L’Allemande Diane Kruger a remporté le Prix d’interprétation féminine pour sa performance dans « In The Fade » du Germano-Turc Fatih Akin. Elle y incarne Katja, une femme allemande qui décide de se venger de terroristes néonazis qui ont tué dans un attentat son mari, un ancien trafiquant de drogue d’origine turque, et son fils de six ans.
– Netflix bredouille –
Lynne Ramsay, réalisatrice britannique du drame psychologique « You Were Never Really Here », a elle partagé le Prix du scénario avec le Grec Yorgos Lanthimos auteur de « La mise à mort du cerf sacré ».
Pour sa performance époustouflante dans « You Were Never Really Here », l’acteur Américain Joaquin Phoenix décroche le Prix d’interprétation masculine. A 42 ans, il est consacré pour sa partition tout en intensité dans le rôle d’un vétéran de l’Irak, traumatisé, mutique et ultra-violent, qui doit exfiltrer une adolescente d’un réseau de prostitution.

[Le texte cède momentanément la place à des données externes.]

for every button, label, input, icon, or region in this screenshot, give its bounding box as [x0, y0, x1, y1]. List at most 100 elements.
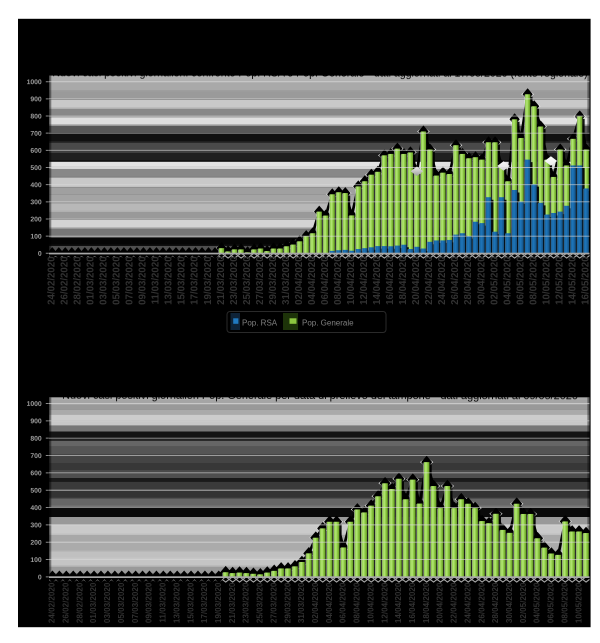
svg-text:15/03/2020: 15/03/2020: [186, 582, 195, 623]
svg-text:28/02/2020: 28/02/2020: [73, 256, 84, 305]
svg-text:04/04/2020: 04/04/2020: [307, 256, 318, 305]
svg-text:10/05/2020: 10/05/2020: [574, 582, 583, 623]
svg-text:Nuovi casi positivi giornalier: Nuovi casi positivi giornalieri: confron…: [52, 67, 587, 80]
svg-text:23/03/2020: 23/03/2020: [242, 582, 251, 623]
svg-text:19/03/2020: 19/03/2020: [203, 256, 214, 305]
svg-text:700: 700: [30, 453, 42, 460]
svg-text:26/04/2020: 26/04/2020: [450, 256, 461, 305]
svg-text:31/03/2020: 31/03/2020: [297, 582, 306, 623]
svg-text:06/05/2020: 06/05/2020: [515, 256, 526, 305]
svg-text:0: 0: [38, 251, 42, 258]
svg-text:16/05/2020: 16/05/2020: [580, 256, 591, 305]
svg-text:1000: 1000: [27, 401, 42, 408]
svg-text:03/03/2020: 03/03/2020: [103, 582, 112, 623]
svg-text:18/04/2020: 18/04/2020: [422, 582, 431, 623]
svg-text:07/03/2020: 07/03/2020: [125, 256, 136, 305]
svg-text:19/03/2020: 19/03/2020: [214, 582, 223, 623]
svg-text:04/05/2020: 04/05/2020: [533, 582, 542, 623]
svg-text:26/02/2020: 26/02/2020: [62, 582, 71, 623]
svg-text:500: 500: [30, 488, 42, 495]
svg-text:15/03/2020: 15/03/2020: [177, 256, 188, 305]
svg-text:400: 400: [30, 182, 42, 189]
svg-text:06/05/2020: 06/05/2020: [547, 582, 556, 623]
svg-text:12/04/2020: 12/04/2020: [359, 256, 370, 305]
svg-text:700: 700: [30, 131, 42, 138]
svg-text:27/03/2020: 27/03/2020: [269, 582, 278, 623]
svg-text:29/03/2020: 29/03/2020: [268, 256, 279, 305]
svg-text:25/03/2020: 25/03/2020: [242, 256, 253, 305]
svg-text:28/02/2020: 28/02/2020: [75, 582, 84, 623]
svg-text:28/04/2020: 28/04/2020: [463, 256, 474, 305]
svg-text:11/03/2020: 11/03/2020: [151, 256, 162, 304]
svg-text:02/04/2020: 02/04/2020: [311, 582, 320, 623]
svg-text:100: 100: [30, 234, 42, 241]
svg-text:09/03/2020: 09/03/2020: [138, 256, 149, 305]
svg-text:05/03/2020: 05/03/2020: [112, 256, 123, 305]
svg-text:06/04/2020: 06/04/2020: [320, 256, 331, 305]
svg-text:Pop. Generale: Pop. Generale: [302, 318, 354, 327]
svg-text:17/03/2020: 17/03/2020: [190, 256, 201, 305]
svg-text:01/03/2020: 01/03/2020: [89, 582, 98, 623]
svg-text:Nuovi casi positivi giornalier: Nuovi casi positivi giornalieri Pop. Gen…: [62, 390, 578, 403]
svg-text:08/04/2020: 08/04/2020: [353, 582, 362, 623]
svg-text:16/04/2020: 16/04/2020: [385, 256, 396, 305]
svg-text:24/02/2020: 24/02/2020: [46, 256, 57, 305]
svg-text:500: 500: [30, 165, 42, 172]
svg-text:07/03/2020: 07/03/2020: [131, 582, 140, 623]
svg-text:22/04/2020: 22/04/2020: [424, 256, 435, 305]
svg-text:600: 600: [30, 148, 42, 155]
svg-text:0: 0: [38, 574, 42, 581]
svg-text:900: 900: [30, 96, 42, 103]
svg-text:24/04/2020: 24/04/2020: [437, 256, 448, 305]
svg-text:10/05/2020: 10/05/2020: [541, 256, 552, 305]
svg-text:26/04/2020: 26/04/2020: [477, 582, 486, 623]
svg-text:30/04/2020: 30/04/2020: [476, 256, 487, 305]
svg-text:13/03/2020: 13/03/2020: [172, 582, 181, 623]
svg-text:09/03/2020: 09/03/2020: [145, 582, 154, 623]
svg-text:100: 100: [30, 557, 42, 564]
svg-text:31/03/2020: 31/03/2020: [281, 256, 292, 305]
svg-text:04/04/2020: 04/04/2020: [325, 582, 334, 623]
svg-text:25/03/2020: 25/03/2020: [256, 582, 265, 623]
svg-text:11/03/2020: 11/03/2020: [159, 582, 168, 623]
svg-text:300: 300: [30, 522, 42, 529]
svg-text:05/03/2020: 05/03/2020: [117, 582, 126, 623]
svg-text:17/03/2020: 17/03/2020: [200, 582, 209, 623]
svg-text:20/04/2020: 20/04/2020: [411, 256, 422, 305]
svg-text:300: 300: [30, 199, 42, 206]
svg-text:27/03/2020: 27/03/2020: [255, 256, 266, 305]
svg-text:10/04/2020: 10/04/2020: [346, 256, 357, 305]
svg-text:800: 800: [30, 113, 42, 120]
svg-text:26/02/2020: 26/02/2020: [59, 256, 70, 305]
svg-text:900: 900: [30, 418, 42, 425]
svg-text:14/05/2020: 14/05/2020: [567, 256, 578, 305]
svg-text:Pop. RSA: Pop. RSA: [242, 318, 278, 327]
svg-text:22/04/2020: 22/04/2020: [450, 582, 459, 623]
svg-text:23/03/2020: 23/03/2020: [229, 256, 240, 305]
svg-text:20/04/2020: 20/04/2020: [436, 582, 445, 623]
svg-text:10/04/2020: 10/04/2020: [366, 582, 375, 623]
svg-text:14/04/2020: 14/04/2020: [394, 582, 403, 623]
svg-text:01/03/2020: 01/03/2020: [86, 256, 97, 305]
svg-text:200: 200: [30, 216, 42, 223]
svg-text:24/04/2020: 24/04/2020: [463, 582, 472, 623]
svg-text:02/04/2020: 02/04/2020: [294, 256, 305, 305]
svg-text:14/04/2020: 14/04/2020: [372, 256, 383, 305]
svg-text:02/05/2020: 02/05/2020: [489, 256, 500, 305]
svg-text:400: 400: [30, 505, 42, 512]
svg-text:12/05/2020: 12/05/2020: [554, 256, 565, 305]
svg-text:200: 200: [30, 540, 42, 547]
svg-text:28/04/2020: 28/04/2020: [491, 582, 500, 623]
svg-text:04/05/2020: 04/05/2020: [502, 256, 513, 305]
svg-text:800: 800: [30, 436, 42, 443]
svg-text:600: 600: [30, 470, 42, 477]
svg-text:03/03/2020: 03/03/2020: [99, 256, 110, 305]
svg-text:1000: 1000: [27, 79, 42, 86]
svg-text:21/03/2020: 21/03/2020: [216, 256, 227, 305]
svg-text:08/05/2020: 08/05/2020: [528, 256, 539, 305]
svg-text:06/04/2020: 06/04/2020: [339, 582, 348, 623]
svg-text:13/03/2020: 13/03/2020: [164, 256, 175, 305]
svg-text:02/05/2020: 02/05/2020: [519, 582, 528, 623]
svg-text:30/04/2020: 30/04/2020: [505, 582, 514, 623]
svg-text:21/03/2020: 21/03/2020: [228, 582, 237, 623]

« C’est un prix tout à fait inattendu. J’ai renvoyé mes souliers vernis », a déclaré un Joaquin Phoenix visiblement surpris, chaussé de baskets en toile sur la scène. « Je reste sans voix. »
Enfin, « Faute d’amour » d’Andreï Zviaguintsev a obtenu le Prix du Jury, pour son histoire sur la disparition d’un enfant qui ne supporte plus les disputes de ses parents qui se battent pour ne pas le garder.
Dans ce film âpre, le cinéaste, déjà récompensé du Prix du jury en 2011 pour « Elena » et du scénario en 2014 pour « Léviathan », dépeint une société russe individualiste et déshumanisée.
A noter parmi les grands perdants la plateforme Netflix, pour la première fois en lice pour la Palme avec deux films, et dont la présence avait créé la polémique puisque ces deux oeuvres ne sortiront pas dans les salles françaises.